- Hill in 1967

4th King County Executive
- In office January 1, 1986 – January 3, 1994
- Preceded by: Randy Revelle
- Succeeded by: Gary Locke

Comptroller of Seattle
- In office January 1, 1980 – January 1, 1986
- Preceded by: Edward L. Kidd
- Succeeded by: Norward J. Brooks

Member of the Seattle City Council for the 9th Position
- In office January 1, 1968 – January 1, 1980
- Preceded by: Clarence F. Massart
- Succeeded by: Dolores Sibonga

Member of the Washington House of Representatives from the 44th district
- In office January 9, 1967 – December 1, 1967
- Preceded by: Arnie Bergh
- Succeeded by: Lon F. Backman

Personal details
- Born: Timothy Henry Hill August 23, 1936 (age 89) Paterson, New Jersey, U.S.
- Party: Republican
- Spouse: Margot David ​(m. 1962)​
- Children: 3
- Alma mater: Whitman College (BA) University of Washington (JD)
- Profession: Lawyer

= Tim Hill (politician) =

American politician

Timothy Henry Hill (born August 23, 1936) is an American lawyer and politician who has held numerous public offices in Washington, including two terms as King County Executive. He also served several years on the Seattle City Council, and in the Washington House of Representatives. Hill also lost numerous high-profile elections, including a 1992 race for United States Senate. He is a liberal Republican who, in 2006, referred to the contemporary Republican Party as being "far too conservative". Hill lives with his wife, Margot, in Seattle.

== Early life ==
Hill was born on August 23, 1936, in Paterson, New Jersey. His father was Henry C. Hill, an engineer at Curtiss-Wright who assisted with the design of the engine of the Boeing B-17, and his mother was Eleanor Sanford Hill. Hill was the second eldest of four siblings: Nancy, Don and Hunter. Due to his father’s work, the family spent two years in Pasadena, California, before moving to Seattle, Washington, in 1948. Hill studied at West Seattle High School and then attended Whitman College where, influenced by his roommate, he majored in political science. In 1958, he began studying at the University of Washington School of Law but dropped out twice, the first time to work for Boeing for six months and the second to travel around the Middle East for nine months in a Fiat. He rejoined the law school, becoming president of the student bar association and graduating in 1963.

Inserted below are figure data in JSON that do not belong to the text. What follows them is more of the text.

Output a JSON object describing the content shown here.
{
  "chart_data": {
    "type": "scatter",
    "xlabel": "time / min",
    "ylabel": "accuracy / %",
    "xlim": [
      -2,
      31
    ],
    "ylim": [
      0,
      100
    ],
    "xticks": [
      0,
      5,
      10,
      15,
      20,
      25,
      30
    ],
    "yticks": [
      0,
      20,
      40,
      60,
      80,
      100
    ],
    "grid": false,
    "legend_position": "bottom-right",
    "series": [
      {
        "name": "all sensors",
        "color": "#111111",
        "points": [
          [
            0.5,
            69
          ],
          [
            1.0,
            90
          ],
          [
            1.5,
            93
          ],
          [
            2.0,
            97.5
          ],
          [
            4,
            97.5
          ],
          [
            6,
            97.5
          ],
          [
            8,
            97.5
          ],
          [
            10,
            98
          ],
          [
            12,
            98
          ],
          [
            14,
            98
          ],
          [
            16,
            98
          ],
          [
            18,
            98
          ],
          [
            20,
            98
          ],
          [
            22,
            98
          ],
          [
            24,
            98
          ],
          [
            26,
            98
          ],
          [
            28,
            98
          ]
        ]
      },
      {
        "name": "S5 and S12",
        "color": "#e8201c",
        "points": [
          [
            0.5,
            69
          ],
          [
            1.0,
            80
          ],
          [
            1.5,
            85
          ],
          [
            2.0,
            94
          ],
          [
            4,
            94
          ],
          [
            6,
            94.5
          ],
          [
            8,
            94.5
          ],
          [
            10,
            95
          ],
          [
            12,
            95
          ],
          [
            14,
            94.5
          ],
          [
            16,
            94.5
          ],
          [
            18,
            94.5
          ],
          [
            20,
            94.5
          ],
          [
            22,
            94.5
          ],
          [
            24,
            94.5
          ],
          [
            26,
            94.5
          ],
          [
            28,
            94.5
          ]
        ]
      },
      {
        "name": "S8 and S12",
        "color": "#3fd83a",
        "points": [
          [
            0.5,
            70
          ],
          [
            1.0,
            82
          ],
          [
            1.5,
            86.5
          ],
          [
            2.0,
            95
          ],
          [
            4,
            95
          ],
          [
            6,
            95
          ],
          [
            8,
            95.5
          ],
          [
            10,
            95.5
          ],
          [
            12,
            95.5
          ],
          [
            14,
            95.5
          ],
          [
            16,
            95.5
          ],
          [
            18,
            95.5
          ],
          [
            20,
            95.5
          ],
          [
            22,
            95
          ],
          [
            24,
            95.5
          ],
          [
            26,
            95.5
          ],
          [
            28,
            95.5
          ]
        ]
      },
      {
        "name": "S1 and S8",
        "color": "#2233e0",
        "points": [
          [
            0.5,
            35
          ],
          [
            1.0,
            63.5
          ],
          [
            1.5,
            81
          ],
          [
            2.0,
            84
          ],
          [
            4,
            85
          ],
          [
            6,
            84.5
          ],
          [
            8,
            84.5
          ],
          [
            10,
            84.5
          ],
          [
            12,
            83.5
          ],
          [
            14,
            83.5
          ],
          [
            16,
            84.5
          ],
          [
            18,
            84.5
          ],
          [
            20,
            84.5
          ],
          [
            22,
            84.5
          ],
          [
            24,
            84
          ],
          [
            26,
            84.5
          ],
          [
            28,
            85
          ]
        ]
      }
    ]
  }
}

Hill met Margot David, a nurse at Doctor's Hospital, on a blind date in 1961 and the couple married the following year. They had three children: Margaret, Robert and John.

== Political career ==
Hill joined the King County prosecutor's office, becoming a deputy prosecutor to Charles O. Carroll. He decided to run for the Washington House of Representatives in 1966 for a vacant seat in the 44th district and was fired from his job. Running as a Republican, he won the election and served one term.

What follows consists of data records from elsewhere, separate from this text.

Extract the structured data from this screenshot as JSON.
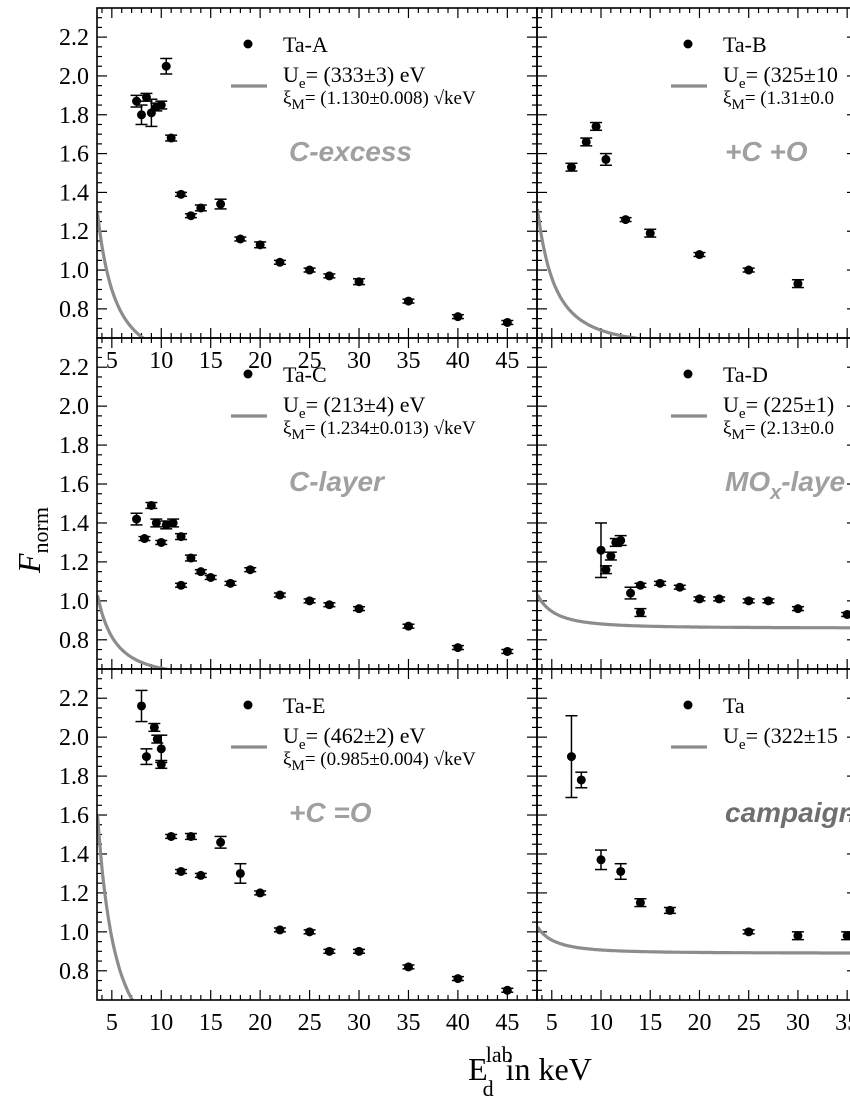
{
  "figure": {
    "ylabel_main": "F",
    "ylabel_sub": "norm",
    "xlabel_main": "E",
    "xlabel_sup": "lab",
    "xlabel_sub": "d",
    "xlabel_tail": " in keV",
    "colors": {
      "fit": "#8c8c8c",
      "marker": "#000000",
      "label": "#a0a0a0"
    }
  },
  "chart_data": [
    {
      "type": "scatter",
      "legend_marker": "Ta-A",
      "fit_line_1": "U",
      "fit_line_1_sub": "e",
      "fit_line_1_tail": "= (333±3) eV",
      "fit_line_2": "ξ",
      "fit_line_2_sub": "M",
      "fit_line_2_tail": "= (1.130±0.008) √keV",
      "panel_label": "C-excess",
      "xlim": [
        3.5,
        48
      ],
      "ylim": [
        0.65,
        2.35
      ],
      "xticks": [
        "5",
        "10",
        "15",
        "20",
        "25",
        "30",
        "35",
        "40",
        "45"
      ],
      "yticks": [
        "0.8",
        "1.0",
        "1.2",
        "1.4",
        "1.6",
        "1.8",
        "2.0",
        "2.2"
      ],
      "fit": {
        "A": 0.5,
        "B": 10.0
      },
      "points": [
        {
          "x": 7.5,
          "y": 1.87,
          "e": 0.03
        },
        {
          "x": 8.0,
          "y": 1.8,
          "e": 0.05
        },
        {
          "x": 8.5,
          "y": 1.89,
          "e": 0.02
        },
        {
          "x": 9.0,
          "y": 1.81,
          "e": 0.07
        },
        {
          "x": 9.5,
          "y": 1.84,
          "e": 0.02
        },
        {
          "x": 10.0,
          "y": 1.85,
          "e": 0.02
        },
        {
          "x": 10.5,
          "y": 2.05,
          "e": 0.04
        },
        {
          "x": 11.0,
          "y": 1.68,
          "e": 0.015
        },
        {
          "x": 12.0,
          "y": 1.39,
          "e": 0.01
        },
        {
          "x": 13.0,
          "y": 1.28,
          "e": 0.01
        },
        {
          "x": 14.0,
          "y": 1.32,
          "e": 0.015
        },
        {
          "x": 16.0,
          "y": 1.34,
          "e": 0.025
        },
        {
          "x": 18.0,
          "y": 1.16,
          "e": 0.01
        },
        {
          "x": 20.0,
          "y": 1.13,
          "e": 0.015
        },
        {
          "x": 22.0,
          "y": 1.04,
          "e": 0.01
        },
        {
          "x": 25.0,
          "y": 1.0,
          "e": 0.01
        },
        {
          "x": 27.0,
          "y": 0.97,
          "e": 0.01
        },
        {
          "x": 30.0,
          "y": 0.94,
          "e": 0.015
        },
        {
          "x": 35.0,
          "y": 0.84,
          "e": 0.01
        },
        {
          "x": 40.0,
          "y": 0.76,
          "e": 0.01
        },
        {
          "x": 45.0,
          "y": 0.73,
          "e": 0.01
        }
      ]
    },
    {
      "type": "scatter",
      "legend_marker": "Ta-B",
      "fit_line_1": "U",
      "fit_line_1_sub": "e",
      "fit_line_1_tail": "= (325±10",
      "fit_line_2": "ξ",
      "fit_line_2_sub": "M",
      "fit_line_2_tail": "= (1.31±0.0",
      "panel_label": "+C   +O",
      "xlim": [
        3.5,
        36
      ],
      "ylim": [
        0.65,
        2.35
      ],
      "xticks": [],
      "yticks": [],
      "fit": {
        "A": 0.6,
        "B": 9.0
      },
      "points": [
        {
          "x": 7.0,
          "y": 1.53,
          "e": 0.02
        },
        {
          "x": 8.5,
          "y": 1.66,
          "e": 0.02
        },
        {
          "x": 9.5,
          "y": 1.74,
          "e": 0.02
        },
        {
          "x": 10.5,
          "y": 1.57,
          "e": 0.03
        },
        {
          "x": 12.5,
          "y": 1.26,
          "e": 0.01
        },
        {
          "x": 15.0,
          "y": 1.19,
          "e": 0.02
        },
        {
          "x": 20.0,
          "y": 1.08,
          "e": 0.01
        },
        {
          "x": 25.0,
          "y": 1.0,
          "e": 0.01
        },
        {
          "x": 30.0,
          "y": 0.93,
          "e": 0.02
        }
      ]
    },
    {
      "type": "scatter",
      "legend_marker": "Ta-C",
      "fit_line_1": "U",
      "fit_line_1_sub": "e",
      "fit_line_1_tail": "= (213±4) eV",
      "fit_line_2": "ξ",
      "fit_line_2_sub": "M",
      "fit_line_2_tail": "= (1.234±0.013) √keV",
      "panel_label": "C-layer",
      "xlim": [
        3.5,
        48
      ],
      "ylim": [
        0.65,
        2.35
      ],
      "xticks": [],
      "yticks": [
        "0.8",
        "1.0",
        "1.2",
        "1.4",
        "1.6",
        "1.8",
        "2.0",
        "2.2"
      ],
      "fit": {
        "A": 0.6,
        "B": 5.4
      },
      "points": [
        {
          "x": 7.5,
          "y": 1.42,
          "e": 0.03
        },
        {
          "x": 8.3,
          "y": 1.32,
          "e": 0.01
        },
        {
          "x": 9.0,
          "y": 1.49,
          "e": 0.015
        },
        {
          "x": 9.5,
          "y": 1.4,
          "e": 0.02
        },
        {
          "x": 10.0,
          "y": 1.3,
          "e": 0.01
        },
        {
          "x": 10.5,
          "y": 1.39,
          "e": 0.02
        },
        {
          "x": 11.2,
          "y": 1.4,
          "e": 0.02
        },
        {
          "x": 12.0,
          "y": 1.33,
          "e": 0.015
        },
        {
          "x": 12.0,
          "y": 1.08,
          "e": 0.01
        },
        {
          "x": 13.0,
          "y": 1.22,
          "e": 0.015
        },
        {
          "x": 14.0,
          "y": 1.15,
          "e": 0.01
        },
        {
          "x": 15.0,
          "y": 1.12,
          "e": 0.01
        },
        {
          "x": 17.0,
          "y": 1.09,
          "e": 0.01
        },
        {
          "x": 19.0,
          "y": 1.16,
          "e": 0.01
        },
        {
          "x": 22.0,
          "y": 1.03,
          "e": 0.01
        },
        {
          "x": 25.0,
          "y": 1.0,
          "e": 0.01
        },
        {
          "x": 27.0,
          "y": 0.98,
          "e": 0.01
        },
        {
          "x": 30.0,
          "y": 0.96,
          "e": 0.01
        },
        {
          "x": 35.0,
          "y": 0.87,
          "e": 0.01
        },
        {
          "x": 40.0,
          "y": 0.76,
          "e": 0.01
        },
        {
          "x": 45.0,
          "y": 0.74,
          "e": 0.01
        }
      ]
    },
    {
      "type": "scatter",
      "legend_marker": "Ta-D",
      "fit_line_1": "U",
      "fit_line_1_sub": "e",
      "fit_line_1_tail": "= (225±1)",
      "fit_line_2": "ξ",
      "fit_line_2_sub": "M",
      "fit_line_2_tail": "= (2.13±0.0",
      "panel_label": "MO",
      "panel_label_sub": "x",
      "panel_label_tail": "-laye",
      "xlim": [
        3.5,
        36
      ],
      "ylim": [
        0.65,
        2.35
      ],
      "xticks": [],
      "yticks": [],
      "fit": {
        "A": 0.86,
        "B": 2.15
      },
      "points": [
        {
          "x": 10.0,
          "y": 1.26,
          "e": 0.14
        },
        {
          "x": 10.5,
          "y": 1.16,
          "e": 0.02
        },
        {
          "x": 11.0,
          "y": 1.23,
          "e": 0.02
        },
        {
          "x": 11.5,
          "y": 1.3,
          "e": 0.02
        },
        {
          "x": 12.0,
          "y": 1.31,
          "e": 0.025
        },
        {
          "x": 13.0,
          "y": 1.04,
          "e": 0.03
        },
        {
          "x": 14.0,
          "y": 0.94,
          "e": 0.02
        },
        {
          "x": 14.0,
          "y": 1.08,
          "e": 0.01
        },
        {
          "x": 16.0,
          "y": 1.09,
          "e": 0.01
        },
        {
          "x": 18.0,
          "y": 1.07,
          "e": 0.01
        },
        {
          "x": 20.0,
          "y": 1.01,
          "e": 0.01
        },
        {
          "x": 22.0,
          "y": 1.01,
          "e": 0.01
        },
        {
          "x": 25.0,
          "y": 1.0,
          "e": 0.01
        },
        {
          "x": 27.0,
          "y": 1.0,
          "e": 0.01
        },
        {
          "x": 30.0,
          "y": 0.96,
          "e": 0.01
        },
        {
          "x": 35.0,
          "y": 0.93,
          "e": 0.01
        }
      ]
    },
    {
      "type": "scatter",
      "legend_marker": "Ta-E",
      "fit_line_1": "U",
      "fit_line_1_sub": "e",
      "fit_line_1_tail": "= (462±2) eV",
      "fit_line_2": "ξ",
      "fit_line_2_sub": "M",
      "fit_line_2_tail": "= (0.985±0.004) √keV",
      "panel_label": "+C  =O",
      "xlim": [
        3.5,
        48
      ],
      "ylim": [
        0.65,
        2.35
      ],
      "xticks": [
        "5",
        "10",
        "15",
        "20",
        "25",
        "30",
        "35",
        "40",
        "45"
      ],
      "yticks": [
        "0.8",
        "1.0",
        "1.2",
        "1.4",
        "1.6",
        "1.8",
        "2.0",
        "2.2"
      ],
      "fit": {
        "A": 0.33,
        "B": 16.0
      },
      "points": [
        {
          "x": 8.0,
          "y": 2.16,
          "e": 0.08
        },
        {
          "x": 8.5,
          "y": 1.9,
          "e": 0.04
        },
        {
          "x": 9.3,
          "y": 2.05,
          "e": 0.02
        },
        {
          "x": 9.6,
          "y": 1.99,
          "e": 0.02
        },
        {
          "x": 10.0,
          "y": 1.94,
          "e": 0.07
        },
        {
          "x": 10.0,
          "y": 1.86,
          "e": 0.02
        },
        {
          "x": 11.0,
          "y": 1.49,
          "e": 0.01
        },
        {
          "x": 12.0,
          "y": 1.31,
          "e": 0.01
        },
        {
          "x": 13.0,
          "y": 1.49,
          "e": 0.015
        },
        {
          "x": 14.0,
          "y": 1.29,
          "e": 0.01
        },
        {
          "x": 16.0,
          "y": 1.46,
          "e": 0.03
        },
        {
          "x": 18.0,
          "y": 1.3,
          "e": 0.05
        },
        {
          "x": 20.0,
          "y": 1.2,
          "e": 0.01
        },
        {
          "x": 22.0,
          "y": 1.01,
          "e": 0.01
        },
        {
          "x": 25.0,
          "y": 1.0,
          "e": 0.01
        },
        {
          "x": 27.0,
          "y": 0.9,
          "e": 0.01
        },
        {
          "x": 30.0,
          "y": 0.9,
          "e": 0.01
        },
        {
          "x": 35.0,
          "y": 0.82,
          "e": 0.01
        },
        {
          "x": 40.0,
          "y": 0.76,
          "e": 0.01
        },
        {
          "x": 45.0,
          "y": 0.7,
          "e": 0.01
        }
      ]
    },
    {
      "type": "scatter",
      "legend_marker": "Ta",
      "fit_line_1": "U",
      "fit_line_1_sub": "e",
      "fit_line_1_tail": "= (322±15",
      "panel_label": "campaign",
      "xlim": [
        3.5,
        36
      ],
      "ylim": [
        0.65,
        2.35
      ],
      "xticks": [
        "5",
        "10",
        "15",
        "20",
        "25",
        "30",
        "35"
      ],
      "yticks": [],
      "fit": {
        "A": 0.89,
        "B": 1.7
      },
      "points": [
        {
          "x": 7.0,
          "y": 1.9,
          "e": 0.21
        },
        {
          "x": 8.0,
          "y": 1.78,
          "e": 0.04
        },
        {
          "x": 10.0,
          "y": 1.37,
          "e": 0.05
        },
        {
          "x": 12.0,
          "y": 1.31,
          "e": 0.04
        },
        {
          "x": 14.0,
          "y": 1.15,
          "e": 0.02
        },
        {
          "x": 17.0,
          "y": 1.11,
          "e": 0.015
        },
        {
          "x": 25.0,
          "y": 1.0,
          "e": 0.01
        },
        {
          "x": 30.0,
          "y": 0.98,
          "e": 0.02
        },
        {
          "x": 35.0,
          "y": 0.98,
          "e": 0.02
        }
      ]
    }
  ]
}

After his term ended, he was approached by Choose an Effective City Council (CHECC), a group of young professionals looking to encourage change in the city's local government, to run for a seat on the Seattle City Council in 1967. He won his election, beating the incumbent Clarence F. Massart, and flipped the council to a reformist majority along with Phyllis Lamphere and Sam Smith. He was appointed as chair of the finance and budget committee.